Commercial Lease Mistakes That Have To Be Avoided



Negotiating commercial leases for office spaces or business locations is highly confusing for most business owners. A lease will instantly establish a relationship with the landlord. It includes regulations and rules for all day-to-day relationships. It even includes what happens in the event that something goes wrong.

Tenants and landlords tend to discuss many important things like concessions and base rent before the lease is signed. However, many other things need to be known about the process. If you want to get a better deal, you want to avoid the following mistakes highlighted by MJ Freeway’s cannabis business experts.

Negotiating Alone
It is a bad idea to negotiate leases alone. You want to hire someone that has experience to represent you. The qualified rep broker has experience in the desired market and automatically understands business needs you might have. Such a broker tends to work with trusted legal counsels and help businesses a lot to avoid many potential lease agreement oversights. When you have someone that is experienced with you, there is a huge possibility that the deal signed will be much more in your favor.

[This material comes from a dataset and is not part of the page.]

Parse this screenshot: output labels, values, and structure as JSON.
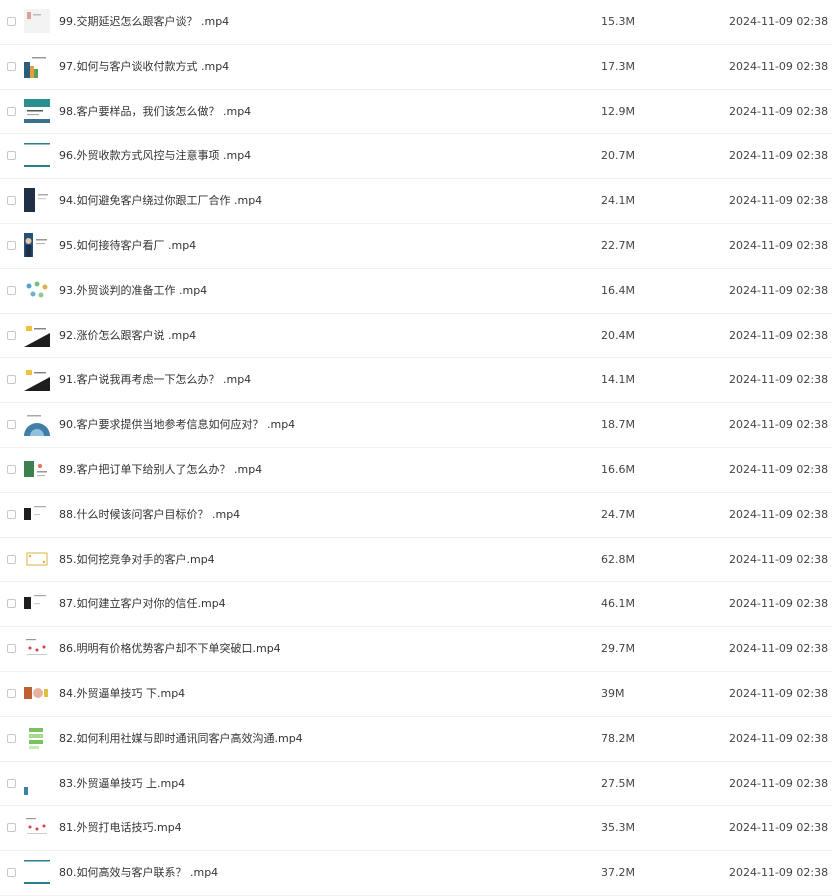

Signing Standard Lease Agreements
If this is what you do instead of negotiating, business future remains in the hands of the landlord. A standard lease agreement means the business ends up taking financial burdens for most damages that happen. You want to take the needed time to negotiate lease terms. This is what protects the business from something that is unexpected in the future.

Not Taking Into Account or Knowing Rate Fluctuations
Is the lease including a mention that landlords can re-evaluate space during leases and up some rates, like water or electricity? As you sign the lease you pay reasonable rates but can end up with landlords tripling costs by the time the year ends. You want to protect yourself from this and make sure that all rate increase terms are included in the contract.

Pre-Existing Condition Clauses
This is a clause that practically means the space needs to be returned to original layout when the lease period is over. It includes every modification you made, like repainting, demolishing walls and removing floors. You want to assess the changes that are going to be made and see if this is a clause that should be in or not. Costs can easily balloon if you have to make changes twice in the future.

Not Taking Real Estate Taxes into Account
Always be aware of the real estate tax that you are fully responsible for. Know how much you have to pay and what will happen in the event rates go up. If you do not do this you can be sure that the landlords are going to increase tax portions more than what is proportional to tax hikes.

Final Thoughts
No matter how friendly the landlord is, he/she always wants profit. In fact, the higher the profit, the better! You cannot blindly trust anyone in real estate, especially when referring to commercial properties. This would be a huge mistake.